In academic emergency medicine, Panacek is widely considered to be in the top percentage of emergency physicians in terms of the quantity and quality of his teaching activities. He generally provides 80-100 hours of formal didactic lectures per year in a broad spectrum of venues. He has been a visiting professor at more than 50 institutions in the past 20 years, including international invitations.
Panacek was the invited plenary speaker to both the 2002 Australasian College of Emergency Medicine's 19th Annual Meeting and the 2006 American Academy of Emergency Medicine's Annual Scientific Assembly. Panacek is consistently one of the highest-rated speakers at multiple national CME conferences, including the annual SAEM meeting. His teaching has also received recognition and awards from residents in training in multiple specialties and at multiple institutions.
At UC Davis, Panacek has received several "Best Teacher" awards and is the only emergency medicine faculty at UC Davis who has won each of the three different teaching awards offered.
Panacek has made sentinel contributions to the education of academic emergency physicians in the area of research methodology and training. Over the past 20 years, he has given over 42 hours of lectures at the annual SAEM meeting, the vast majority of these on topics related to research design and methodology. He was one of the original developers of the "Fundamentals of Research" lecture series that ran from the 1994 through the1999 SAEM meetings. Panacek is also the primary author of a large and comprehensive series of educational articles on research methodology that have been utilized by numerous emergency medicine residency programs.
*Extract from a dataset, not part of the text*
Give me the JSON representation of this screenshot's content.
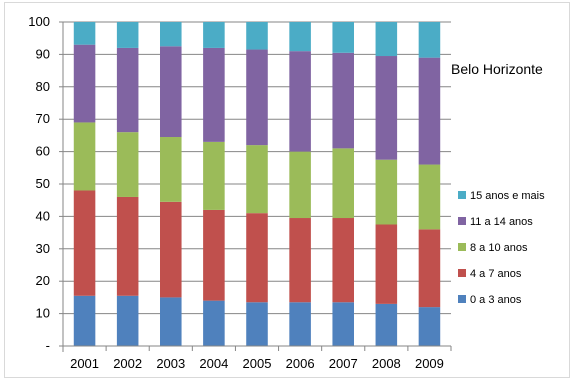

Panacek designed, implemented and has served as the course director for the American College of Emergency Physicians' Emergency Medicine Basic Research Skills (EMBRS) workshop since its inception. This course has now completed over 12 offerings and has graduated over 400 students. He continues to give about 50 percent of all the lectures. The demand for the course exceeds its capacity, and the waiting list grows longer each year.